Every year, each District 68 school can name five students it decides most need classes following school vision to participate in the one-day event.
Most of the students receive glasses, but those who don't need them just yet do not.
The district has been a part of the program for five years. This year, 28 students have been serviced by Lenscrafters so far, Superits said.
“There are comments all throughout the year from teachers about how good the students are doing (because of their glasses)," Superits said.
Lenscrafters doesn’t just help the 30 students chosen for the one-day program. Other district students were sent to Lenscrafters before Wednesday to get glasses before ISAT testing, and more can be sent there throughout the year, as well.
“It’s such a benefit to the children,” she said. “Due to income and with the economy we have, a lot of people are losing insurance and don’t have money to pay for glasses. They’re unable to get them.”

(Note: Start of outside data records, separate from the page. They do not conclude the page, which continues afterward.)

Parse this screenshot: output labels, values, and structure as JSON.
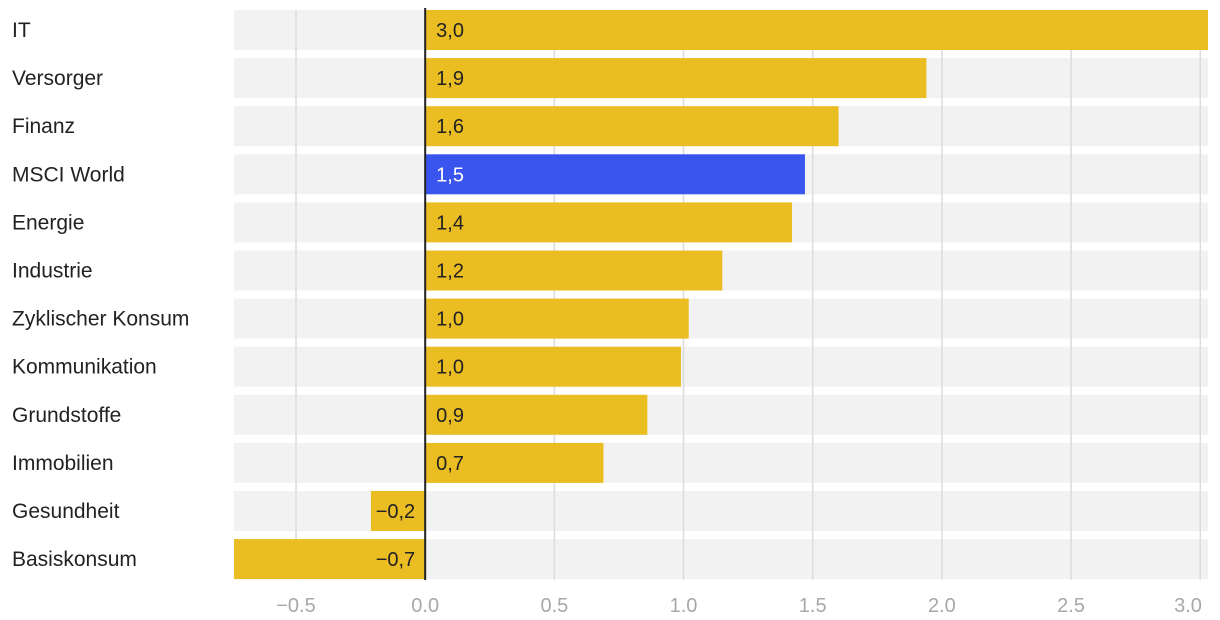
{
  "chart_data": {
    "type": "bar",
    "orientation": "horizontal",
    "title": "",
    "xlabel": "",
    "ylabel": "",
    "categories": [
      "IT",
      "Versorger",
      "Finanz",
      "MSCI World",
      "Energie",
      "Industrie",
      "Zyklischer Konsum",
      "Kommunikation",
      "Grundstoffe",
      "Immobilien",
      "Gesundheit",
      "Basiskonsum"
    ],
    "values": [
      3.03,
      1.94,
      1.6,
      1.47,
      1.42,
      1.15,
      1.02,
      0.99,
      0.86,
      0.69,
      -0.21,
      -0.74
    ],
    "value_labels": [
      "3,0",
      "1,9",
      "1,6",
      "1,5",
      "1,4",
      "1,2",
      "1,0",
      "1,0",
      "0,9",
      "0,7",
      "−0,2",
      "−0,7"
    ],
    "highlight": "MSCI World",
    "xlim": [
      -0.74,
      3.03
    ],
    "ticks": [
      -0.5,
      0.0,
      0.5,
      1.0,
      1.5,
      2.0,
      2.5,
      3.0
    ],
    "tick_labels": [
      "−0.5",
      "0.0",
      "0.5",
      "1.0",
      "1.5",
      "2.0",
      "2.5",
      "3.0"
    ],
    "grid": true,
    "legend": "none",
    "colors": {
      "bar": "#eabd22",
      "highlight": "#3a55ee",
      "row_band": "#f2f2f2",
      "grid": "#dcdcdc",
      "zero_line": "#222222",
      "label_dark": "#222222",
      "label_light": "#ffffff",
      "tick_text": "#a8a8a8"
    }
  }
}
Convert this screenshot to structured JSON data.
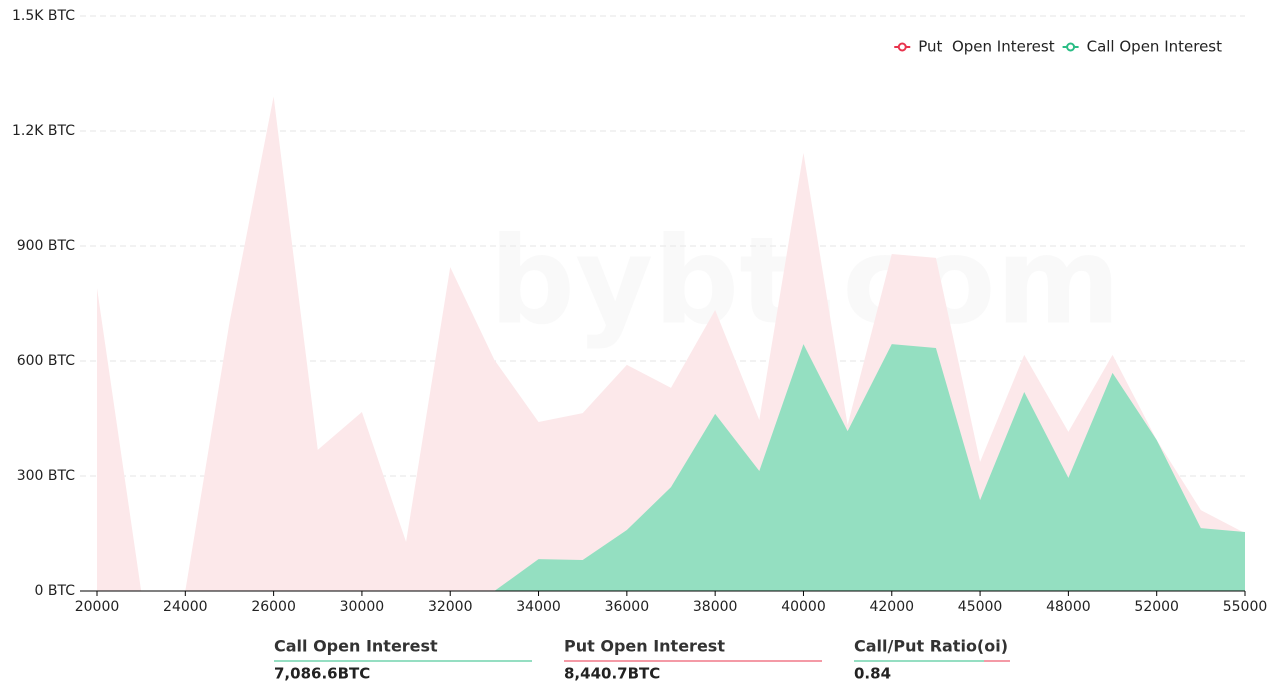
{
  "chart_data": {
    "type": "area",
    "watermark": "bybt.com",
    "categories": [
      "20000",
      null,
      "24000",
      null,
      "26000",
      null,
      "30000",
      null,
      "32000",
      null,
      "34000",
      null,
      "36000",
      null,
      "38000",
      null,
      "40000",
      null,
      "42000",
      null,
      "45000",
      null,
      "48000",
      null,
      "52000",
      null,
      "55000"
    ],
    "series": [
      {
        "name": "Put  Open Interest",
        "color": "#fce8ea",
        "legend_color": "#e8344e",
        "values": [
          790,
          0,
          0,
          700,
          1290,
          368,
          467,
          128,
          845,
          603,
          441,
          464,
          590,
          530,
          733,
          446,
          1143,
          433,
          879,
          869,
          337,
          616,
          415,
          616,
          394,
          211,
          151
        ]
      },
      {
        "name": "Call Open Interest",
        "color": "#94dfc1",
        "legend_color": "#2bbd85",
        "values": [
          0,
          0,
          0,
          0,
          0,
          0,
          0,
          0,
          0,
          0,
          83,
          81,
          159,
          271,
          462,
          313,
          644,
          417,
          644,
          634,
          237,
          519,
          295,
          569,
          394,
          164,
          154
        ]
      }
    ],
    "ylim": [
      0,
      1500
    ],
    "yticks": [
      {
        "value": 0,
        "label": "0 BTC"
      },
      {
        "value": 300,
        "label": "300 BTC"
      },
      {
        "value": 600,
        "label": "600 BTC"
      },
      {
        "value": 900,
        "label": "900 BTC"
      },
      {
        "value": 1200,
        "label": "1.2K BTC"
      },
      {
        "value": 1500,
        "label": "1.5K BTC"
      }
    ],
    "grid": true,
    "legend": "top-right"
  },
  "stats": [
    {
      "label": "Call Open Interest",
      "value": "7,086.6BTC",
      "color": "#2bbd85"
    },
    {
      "label": "Put Open Interest",
      "value": "8,440.7BTC",
      "color": "#e8344e"
    },
    {
      "label": "Call/Put Ratio(oi)",
      "value": "0.84",
      "color": "#2bbd85"
    }
  ]
}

After the students receive their glasses, they can return to Lenscrafters if their glasses are broken, lost or if their prescriptions change. Those services continue as they get older: there is no age limit for the program, which is also open to anyone deemed eligible to participate.
Brandon Amoah, a second-grader at Edgewood, and Elizabeth Campbell, a third-grader at William F. Murphy Elementary School, were two of the students who went to the Lenscrafters in the Bolingbrook Promenade Wednesday to receive their glasses.

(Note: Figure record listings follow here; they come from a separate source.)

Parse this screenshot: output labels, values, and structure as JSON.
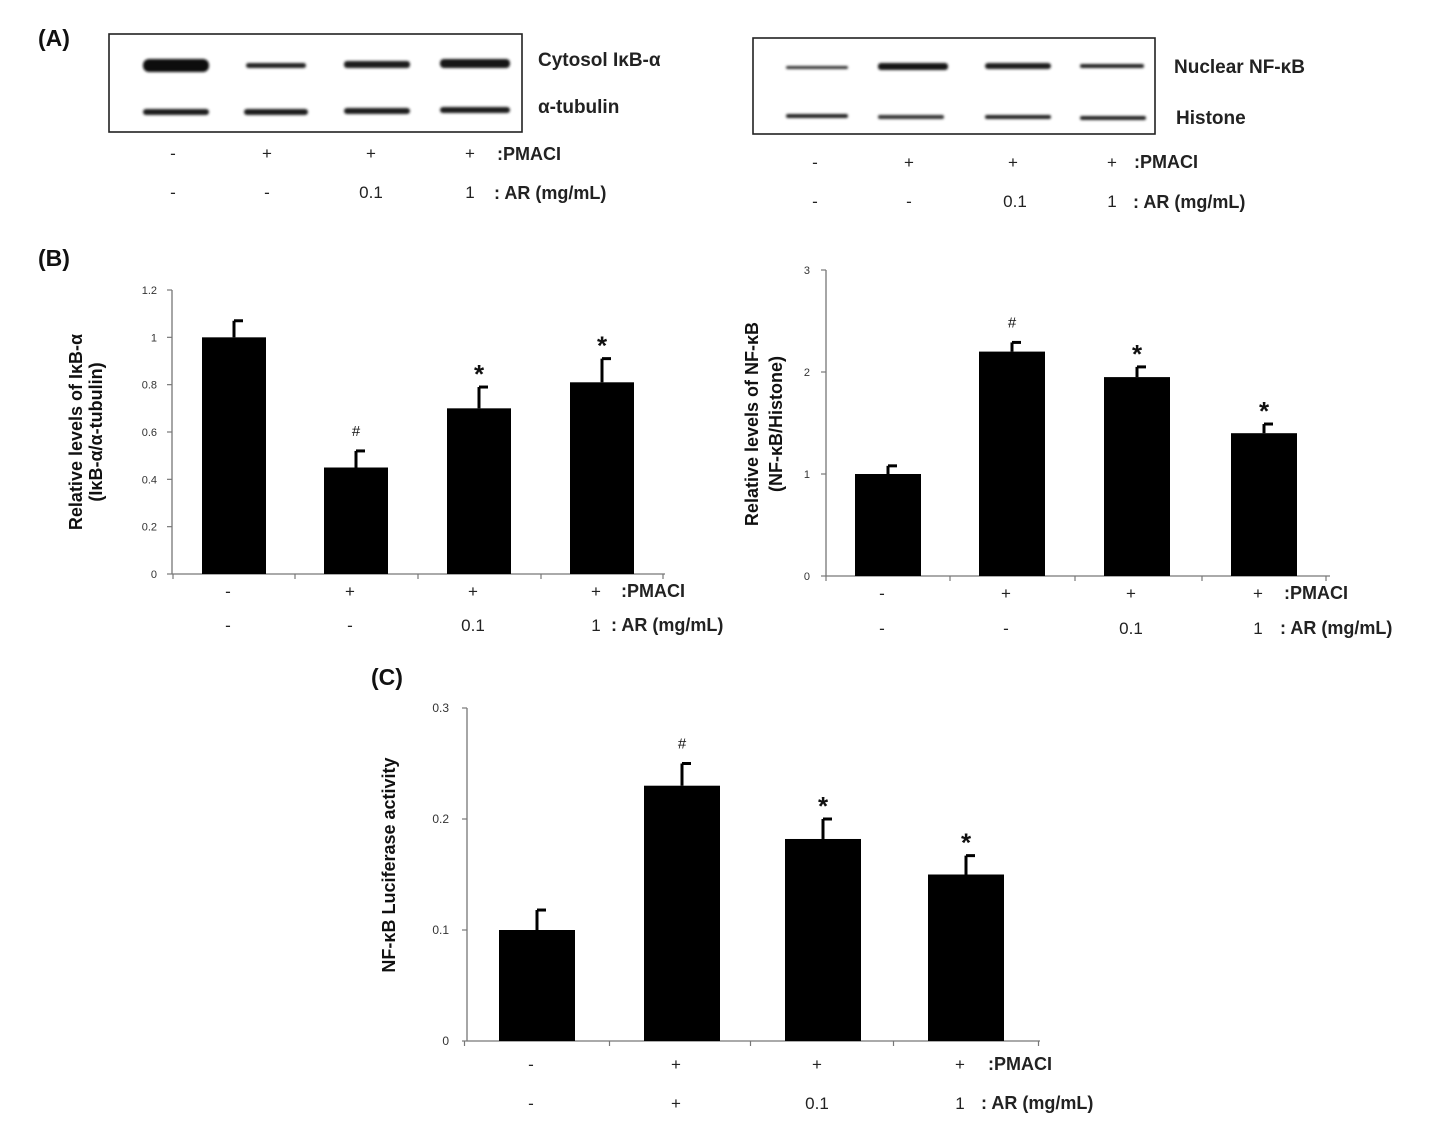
{
  "panel_a": {
    "label": "(A)",
    "left_blot": {
      "band1_label": "Cytosol IκB-α",
      "band2_label": "α-tubulin"
    },
    "right_blot": {
      "band1_label": "Nuclear NF-κB",
      "band2_label": "Histone"
    },
    "treatment_left": {
      "pmaci": [
        "-",
        "+",
        "+",
        "+"
      ],
      "ar": [
        "-",
        "-",
        "0.1",
        "1"
      ]
    },
    "treatment_right": {
      "pmaci": [
        "-",
        "+",
        "+",
        "+"
      ],
      "ar": [
        "-",
        "-",
        "0.1",
        "1"
      ]
    },
    "pmaci_label": ":PMACI",
    "ar_label": ": AR (mg/mL)"
  },
  "panel_b_label": "(B)",
  "panel_c_label": "(C)",
  "chart_data": [
    {
      "id": "ikba",
      "type": "bar",
      "ylabel": [
        "Relative levels of IκB-α",
        "(IκB-α/α-tubulin)"
      ],
      "ylim": [
        0,
        1.2
      ],
      "yticks": [
        "0",
        "0.2",
        "0.4",
        "0.6",
        "0.8",
        "1",
        "1.2"
      ],
      "yticks_values": [
        0,
        0.2,
        0.4,
        0.6,
        0.8,
        1.0,
        1.2
      ],
      "values": [
        1.0,
        0.45,
        0.7,
        0.81
      ],
      "errors": [
        0.07,
        0.07,
        0.09,
        0.1
      ],
      "significance": [
        "",
        "#",
        "*",
        "*"
      ],
      "pmaci": [
        "-",
        "+",
        "+",
        "+"
      ],
      "ar": [
        "-",
        "-",
        "0.1",
        "1"
      ],
      "pmaci_label": ":PMACI",
      "ar_label": ": AR (mg/mL)",
      "grid": false
    },
    {
      "id": "nfkb",
      "type": "bar",
      "ylabel": [
        "Relative levels of NF-κB",
        "(NF-κB/Histone)"
      ],
      "ylim": [
        0,
        3
      ],
      "yticks": [
        "0",
        "1",
        "2",
        "3"
      ],
      "yticks_values": [
        0,
        1,
        2,
        3
      ],
      "values": [
        1.0,
        2.2,
        1.95,
        1.4
      ],
      "errors": [
        0.08,
        0.09,
        0.1,
        0.09
      ],
      "significance": [
        "",
        "#",
        "*",
        "*"
      ],
      "pmaci": [
        "-",
        "+",
        "+",
        "+"
      ],
      "ar": [
        "-",
        "-",
        "0.1",
        "1"
      ],
      "pmaci_label": ":PMACI",
      "ar_label": ": AR (mg/mL)",
      "grid": false
    },
    {
      "id": "luciferase",
      "type": "bar",
      "ylabel": [
        "NF-κB  Luciferase activity"
      ],
      "ylim": [
        0,
        0.3
      ],
      "yticks": [
        "0",
        "0.1",
        "0.2",
        "0.3"
      ],
      "yticks_values": [
        0,
        0.1,
        0.2,
        0.3
      ],
      "values": [
        0.1,
        0.23,
        0.182,
        0.15
      ],
      "errors": [
        0.018,
        0.02,
        0.018,
        0.017
      ],
      "significance": [
        "",
        "#",
        "*",
        "*"
      ],
      "pmaci": [
        "-",
        "+",
        "+",
        "+"
      ],
      "ar": [
        "-",
        "+",
        "0.1",
        "1"
      ],
      "pmaci_label": ":PMACI",
      "ar_label": ": AR (mg/mL)",
      "grid": false
    }
  ]
}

“I always sit very close in the classroom, but I couldn’t see the board without glasses,” Amoah said. “It was fuzzy and I couldn’t see.”

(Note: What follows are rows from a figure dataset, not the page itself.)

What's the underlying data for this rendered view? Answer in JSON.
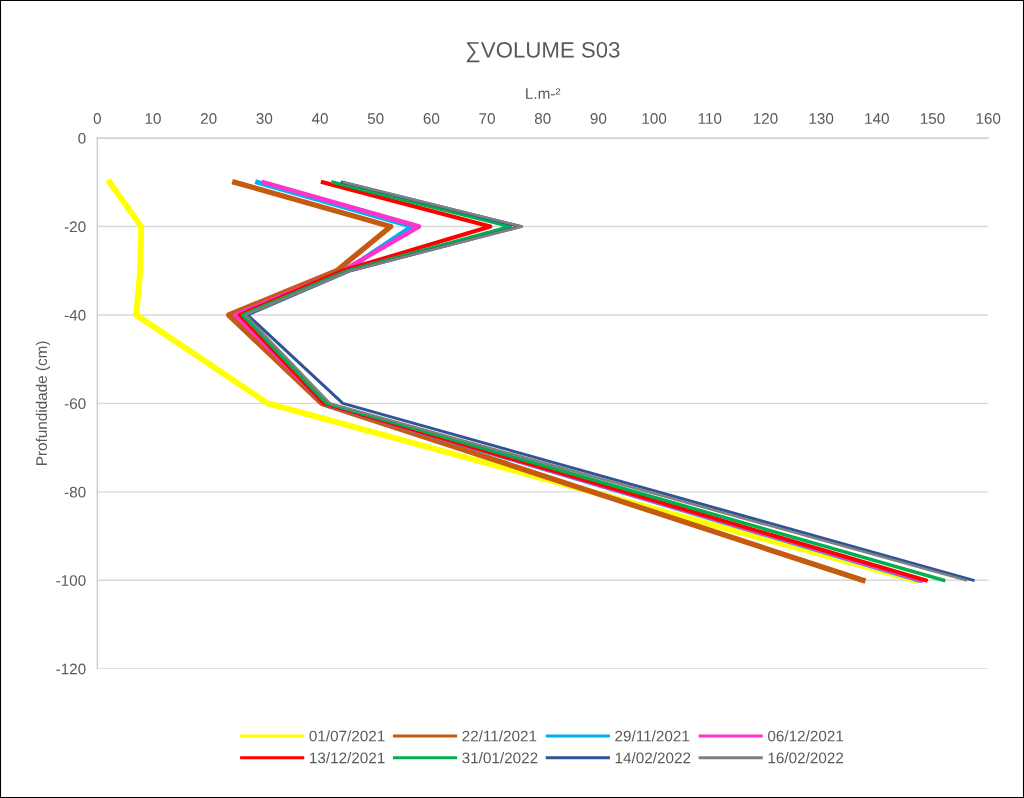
{
  "chart_data": {
    "type": "line",
    "title": "∑VOLUME S03",
    "xlabel": "L.m-²",
    "ylabel": "Profundidade (cm)",
    "xlim": [
      0,
      160
    ],
    "xticks": [
      0,
      10,
      20,
      30,
      40,
      50,
      60,
      70,
      80,
      90,
      100,
      110,
      120,
      130,
      140,
      150,
      160
    ],
    "ylim": [
      -120,
      0
    ],
    "yticks": [
      -120,
      -100,
      -80,
      -60,
      -40,
      -20,
      0
    ],
    "grid": "y",
    "legend": "bottom",
    "marker": "none",
    "line_style": "solid",
    "series": [
      {
        "name": "01/07/2021",
        "color": "#ffff00",
        "x": [
          2.2,
          7.9,
          7.7,
          7.0,
          30.6,
          147.0
        ],
        "values": [
          -10,
          -20,
          -30,
          -40,
          -60,
          -100
        ]
      },
      {
        "name": "22/11/2021",
        "color": "#c55a11",
        "x": [
          24.7,
          52.7,
          43.0,
          23.6,
          40.3,
          137.5
        ],
        "values": [
          -10,
          -20,
          -30,
          -40,
          -60,
          -100
        ]
      },
      {
        "name": "29/11/2021",
        "color": "#00b0f0",
        "x": [
          28.8,
          56.5,
          44.6,
          25.2,
          40.8,
          147.6
        ],
        "values": [
          -10,
          -20,
          -30,
          -40,
          -60,
          -100
        ]
      },
      {
        "name": "06/12/2021",
        "color": "#ff33cc",
        "x": [
          29.9,
          57.8,
          44.1,
          24.8,
          40.8,
          148.0
        ],
        "values": [
          -10,
          -20,
          -30,
          -40,
          -60,
          -100
        ]
      },
      {
        "name": "13/12/2021",
        "color": "#ff0000",
        "x": [
          40.5,
          70.6,
          44.0,
          25.6,
          40.7,
          148.8
        ],
        "values": [
          -10,
          -20,
          -30,
          -40,
          -60,
          -100
        ]
      },
      {
        "name": "31/01/2022",
        "color": "#00b050",
        "x": [
          42.3,
          74.2,
          45.0,
          26.1,
          41.2,
          152.0
        ],
        "values": [
          -10,
          -20,
          -30,
          -40,
          -60,
          -100
        ]
      },
      {
        "name": "14/02/2022",
        "color": "#2f5597",
        "x": [
          44.0,
          76.0,
          45.5,
          27.0,
          44.1,
          157.3
        ],
        "values": [
          -10,
          -20,
          -30,
          -40,
          -60,
          -100
        ]
      },
      {
        "name": "16/02/2022",
        "color": "#808080",
        "x": [
          44.3,
          76.3,
          45.5,
          26.6,
          41.8,
          156.0
        ],
        "values": [
          -10,
          -20,
          -30,
          -40,
          -60,
          -100
        ]
      }
    ]
  }
}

They said they were nervous at first about picking out their glasses.
“I hadn’t had glasses before,” Amoah said. “I didn’t know how they would feel.”
Some of their peers had made fun of them for it.
“I feel bad for them for teasing us because they might need glasses in the future,” Campbell said.
But that nervousness soon turned into excitement.
“I like my glasses so much,” Campbell said. “They’re magnificent.”
Kim Superits, administrative assistant at District 68, said Lenscrafters provided snacks, pizza for lunch a movie for the students to watch while they waited for their eye exams.
“One child said it was the best day he’d ever had in school,” Superits said.
Superits said going in a group to get glasses prevented the kids from feeling nervous or self-conscious.
“The kids who were told they didn’t need glasses this time were really disappointed,” she said. “Especially coming with their peers from the same school, it’s a tremendous booster.”
Beverly Lezondra-Wheatley, managing optometrist at the Lenscrafters at the Bolingbrook Promenade, said participating in the program is very rewarding.
“They’re barely able to see, and then they’re able to give you that smile,” she said. “They’re able to see the world differently now.”